The wet lab that I work with did a bulk RNA-Seq experiment. In the experiment, they had wild type and diseased cells. They then treated some of the WT and some of the diseased with an RNA methyltransferase to see see if it rescued the diseased state. Here are the specifics of the experiment with the batch, treated v. untreated, and disease state.

Treatment (T=treated; U=untreated):

• T U U U T T T T U U U T

Batch:

• 1 2 3 4 5 5 5 5 3 4 2 1

Disease Group:

• 1 1 1 1 1 1 2 2 2 2 2 2

To point out the problem, it seems that the Treated samples are in batches 1 and 5, but the untreated samples are in separate batches. If I perform batch effect removal inputting the batches and the Disease groups, wouldn't this cancel out the Treatment effects? What should I do in this situation? I wasn't involved in the wet lab part of this experiment and I wasn't consulted on the planning of the experiment.

Also, if I perform batch removal, can I use all 6 samples from each Disease group to compare differentially expressed genes because the Treatment effect will have also been removed. Optimally, I would like to keep the experiment faithful to what was planned, but any tips, suggestions, or advice would be helpful.

So "Rescuing the disease state" to me means a differences in differences of the form:

(Treated Disease vs Untreated Disease) vs (Untreated Disease vs Untreated Control)

The second part (Untreated Disease vs Untreated Control) is batches 2,3,4 and are OK; so you can define the "disease" signature without trouble.

The first part (Treated Disease vs Untreated Disease) is, as you mention, stratified by (5,1) vs (2,3,4). A batch effect correction method won't complain because you also have (Treated WT vs Untreated WT) in these batches as well; and correcting for batch will correct for the average treatment effect for both WT and disease; leaving any residual (Disease x Treatment) effect.

Unfortunately, this is a perfect confound, and there's very little you can do. You can use the variability batches 2, 3, 4 to set a prior on the magnitude of batch effects for 1, 5 -- and in the case of a strong treatment effect this will reduce the magnitude of correction; but the correction will still be in the "direction" of treatment. Ultimately there is no way to distinguish between treatment effects and batch effects under this fixed-effects design.

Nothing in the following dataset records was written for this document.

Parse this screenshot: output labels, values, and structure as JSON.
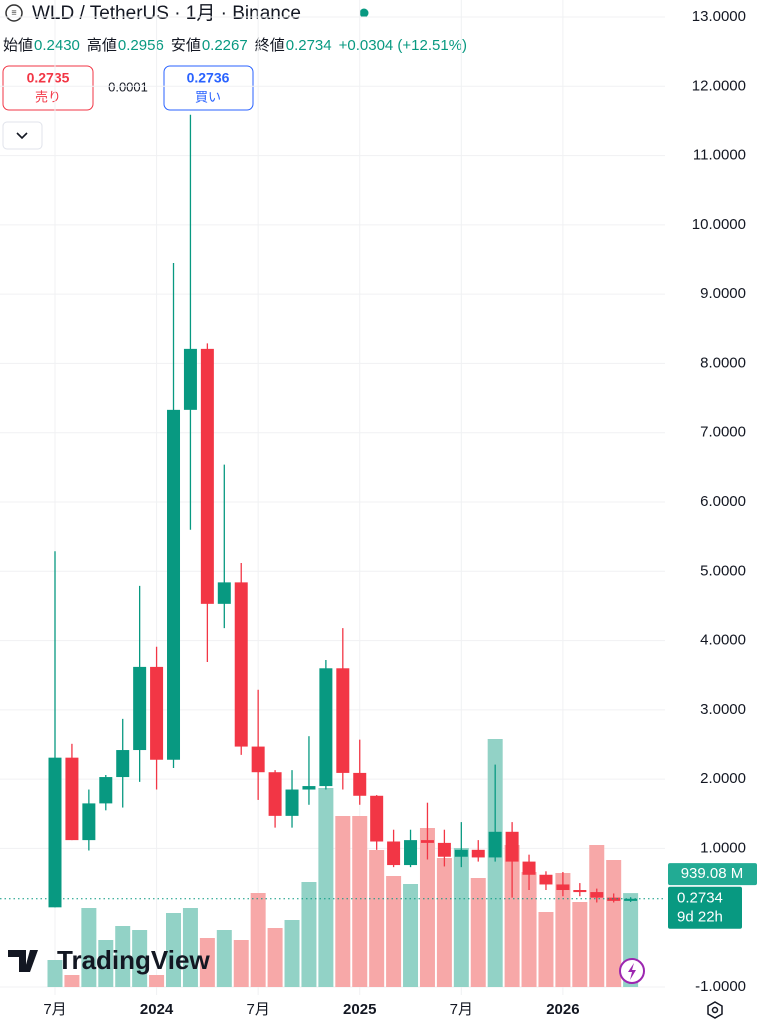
{
  "header": {
    "title": "WLD / TetherUS · 1月 · Binance",
    "ohlc": [
      {
        "label": "始値",
        "value": "0.2430"
      },
      {
        "label": "高値",
        "value": "0.2956"
      },
      {
        "label": "安値",
        "value": "0.2267"
      },
      {
        "label": "終値",
        "value": "0.2734"
      }
    ],
    "change": "+0.0304 (+12.51%)",
    "sell_price": "0.2735",
    "sell_label": "売り",
    "spread": "0.0001",
    "buy_price": "0.2736",
    "buy_label": "買い",
    "logo": "TradingView"
  },
  "chart_data": {
    "type": "candlestick",
    "categories": [
      "7月",
      null,
      null,
      null,
      null,
      null,
      "2024",
      null,
      null,
      null,
      null,
      null,
      "7月",
      null,
      null,
      null,
      null,
      null,
      "2025",
      null,
      null,
      null,
      null,
      null,
      "7月",
      null,
      null,
      null,
      null,
      null,
      "2026",
      null,
      null,
      null,
      null
    ],
    "open": [
      0.15,
      2.31,
      1.12,
      1.65,
      2.03,
      2.42,
      3.62,
      2.28,
      7.33,
      8.21,
      4.53,
      4.84,
      2.47,
      2.1,
      1.47,
      1.85,
      1.9,
      3.6,
      2.09,
      1.76,
      1.1,
      0.76,
      1.12,
      1.08,
      0.88,
      0.98,
      0.87,
      1.24,
      0.81,
      0.62,
      0.48,
      0.4,
      0.37,
      0.29,
      0.243
    ],
    "high": [
      5.29,
      2.51,
      1.85,
      2.06,
      2.87,
      4.79,
      3.91,
      9.45,
      11.59,
      8.29,
      6.54,
      5.12,
      3.29,
      2.13,
      2.13,
      2.62,
      3.72,
      4.18,
      2.57,
      1.77,
      1.27,
      1.27,
      1.66,
      1.27,
      1.38,
      1.12,
      2.21,
      1.38,
      0.91,
      0.67,
      0.66,
      0.5,
      0.42,
      0.35,
      0.2956
    ],
    "low": [
      0.15,
      1.12,
      0.97,
      1.55,
      1.59,
      1.96,
      1.85,
      2.16,
      5.6,
      3.69,
      4.18,
      2.35,
      1.7,
      1.3,
      1.3,
      1.63,
      1.85,
      1.85,
      1.63,
      0.98,
      0.73,
      0.73,
      0.84,
      0.74,
      0.73,
      0.81,
      0.81,
      0.29,
      0.4,
      0.4,
      0.31,
      0.31,
      0.22,
      0.22,
      0.2267
    ],
    "close": [
      2.31,
      1.12,
      1.65,
      2.03,
      2.42,
      3.62,
      2.28,
      7.33,
      8.21,
      4.53,
      4.84,
      2.47,
      2.1,
      1.47,
      1.85,
      1.9,
      3.6,
      2.09,
      1.76,
      1.1,
      0.76,
      1.12,
      1.08,
      0.88,
      0.98,
      0.87,
      1.24,
      0.81,
      0.62,
      0.48,
      0.4,
      0.37,
      0.29,
      0.243,
      0.2734
    ],
    "volume": [
      270,
      120,
      790,
      470,
      610,
      570,
      120,
      740,
      790,
      490,
      570,
      470,
      940,
      590,
      670,
      1050,
      1990,
      1710,
      1710,
      1370,
      1110,
      1030,
      1590,
      1290,
      1390,
      1090,
      2480,
      1420,
      1150,
      750,
      1140,
      850,
      1420,
      1270,
      939.08
    ],
    "volume_label": "939.08 M",
    "volume_ylim": [
      0,
      3000
    ],
    "last_price_label": "0.2734",
    "countdown": "9d 22h",
    "up_color": "#089981",
    "down_color": "#f23645",
    "up_volume_color": "#92d2c6",
    "down_volume_color": "#f7a8a8",
    "ylim": [
      -1,
      13
    ],
    "yticks": [
      {
        "value": 13,
        "label": "13.0000"
      },
      {
        "value": 12,
        "label": "12.0000"
      },
      {
        "value": 11,
        "label": "11.0000"
      },
      {
        "value": 10,
        "label": "10.0000"
      },
      {
        "value": 9,
        "label": "9.0000"
      },
      {
        "value": 8,
        "label": "8.0000"
      },
      {
        "value": 7,
        "label": "7.0000"
      },
      {
        "value": 6,
        "label": "6.0000"
      },
      {
        "value": 5,
        "label": "5.0000"
      },
      {
        "value": 4,
        "label": "4.0000"
      },
      {
        "value": 3,
        "label": "3.0000"
      },
      {
        "value": 2,
        "label": "2.0000"
      },
      {
        "value": 1,
        "label": "1.0000"
      },
      {
        "value": -1,
        "label": "-1.0000"
      }
    ],
    "grid": true
  }
}
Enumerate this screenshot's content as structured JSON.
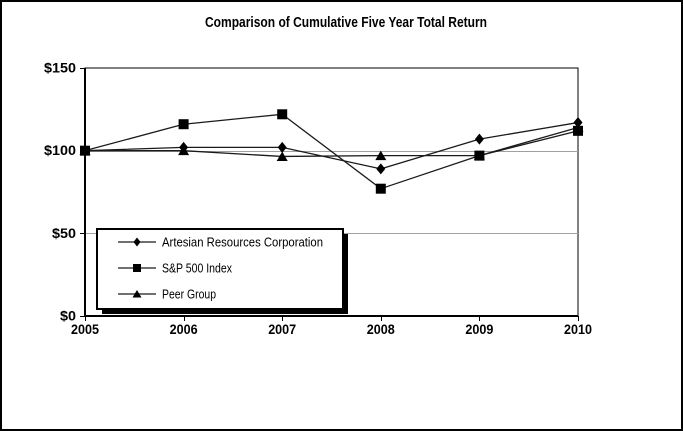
{
  "window": {
    "background": "#ffffff",
    "frame_border_color": "#000000"
  },
  "colors": {
    "series_line": "#1a1a1a",
    "marker_fill": "#000000",
    "gridline": "#a0a0a0",
    "axis": "#000000",
    "plot_background": "#ffffff",
    "legend_background": "#ffffff",
    "legend_border": "#000000",
    "legend_shadow": "#000000"
  },
  "chart_data": {
    "type": "line",
    "title": "Comparison of Cumulative Five Year Total Return",
    "xlabel": "",
    "ylabel": "",
    "x_labels": [
      "2005",
      "2006",
      "2007",
      "2008",
      "2009",
      "2010"
    ],
    "y_ticks": [
      0,
      50,
      100,
      150
    ],
    "y_tick_labels": [
      "$0",
      "$50",
      "$100",
      "$150"
    ],
    "ylim": [
      0,
      150
    ],
    "grid": "horizontal gray gridlines at $50 and $100",
    "legend_position": "inside-lower-left",
    "series": [
      {
        "name": "Artesian Resources Corporation",
        "marker": "diamond",
        "color": "#000000",
        "values": [
          100,
          102,
          102,
          89,
          107,
          117
        ]
      },
      {
        "name": "S&P 500 Index",
        "marker": "square",
        "color": "#000000",
        "values": [
          100,
          116,
          122,
          77,
          97,
          112
        ]
      },
      {
        "name": "Peer Group",
        "marker": "triangle",
        "color": "#000000",
        "values": [
          100,
          100,
          96.5,
          97,
          97,
          114
        ]
      }
    ]
  }
}
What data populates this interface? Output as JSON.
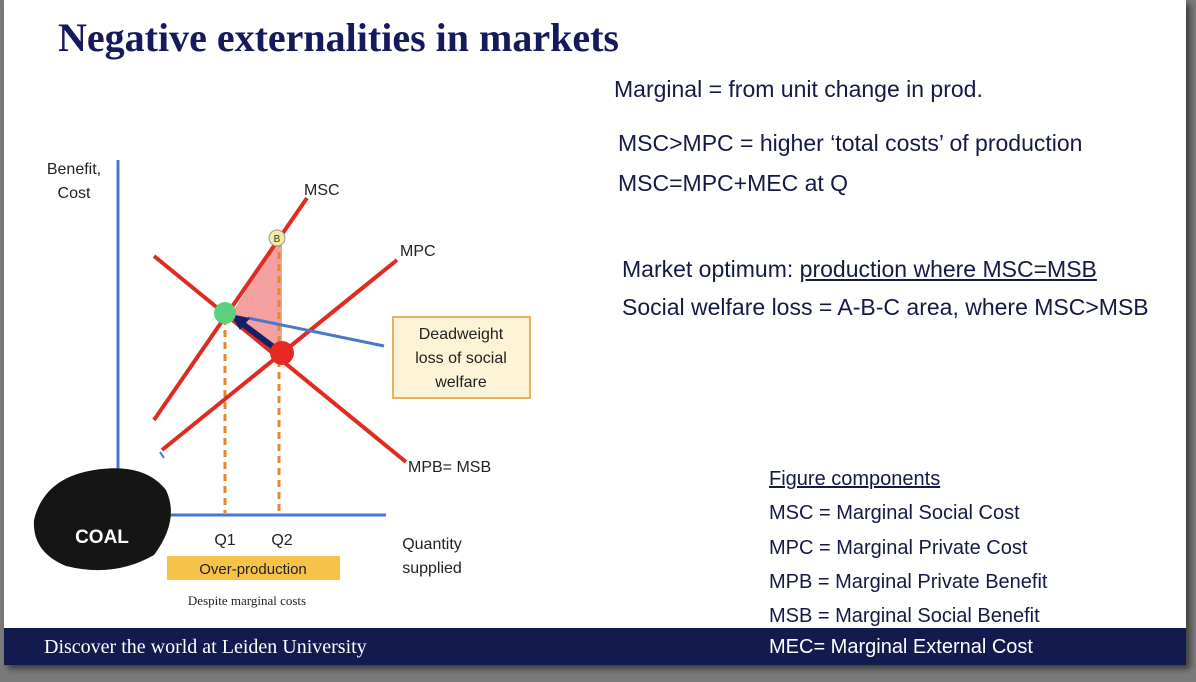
{
  "title": "Negative externalities in markets",
  "notes": {
    "marginal": "Marginal = from unit change in prod.",
    "msc_mpc": "MSC>MPC = higher ‘total costs’ of production",
    "msc_eq": "MSC=MPC+MEC at Q",
    "optimum_label": "Market optimum:",
    "optimum_text": "production where MSC=MSB",
    "welfare_loss": "Social welfare loss = A-B-C area, where MSC>MSB"
  },
  "diagram": {
    "y_axis_label": [
      "Benefit,",
      "Cost"
    ],
    "x_axis_label": [
      "Quantity",
      "supplied"
    ],
    "msc": "MSC",
    "mpc": "MPC",
    "mpb": "MPB= MSB",
    "point_b": "B",
    "deadweight": [
      "Deadweight",
      "loss of social",
      "welfare"
    ],
    "q1": "Q1",
    "q2": "Q2",
    "over_production": "Over-production",
    "caption": "Despite marginal costs",
    "coal": "COAL"
  },
  "components": {
    "heading": "Figure components",
    "items": [
      "MSC = Marginal Social Cost",
      "MPC = Marginal Private Cost",
      "MPB = Marginal Private Benefit",
      "MSB = Marginal Social Benefit",
      "MEC= Marginal External Cost"
    ]
  },
  "footer": "Discover the world at Leiden University"
}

Funnily enough you can compare (Treated Disease vs Treated Control) vs (Untreated Disease vs Untreated Control) without issue since both of these are balanced. This will actually let you make statements about how treatment impacts the differentially expressed genes; but you have to make assumptions about whether it does this by making disease look more like control; or by making control look more like disease. While you cannot definitively rule out that there is a treatment effect on controls that is then "canceled out" by a similarly large -- but opposite -- batch effect; if the (disease vs control) effects are large compared to the batch 2,3,4 effects, then you can make a compelling case that "successful treatment" is far more likely than "pernicious batch effect."

One way to do this is to correct for the batch factor via a random effect, rather than a fixed effect. The only way to accomplish this at the moment is to switch from DESeq2/edgeR over to limma so you can use the duplicateCorrelation function to specify batch as a random effect; or you could take vst/voom/logTPM expression values and fit a mixed linear model using lmer. I would recommend the former.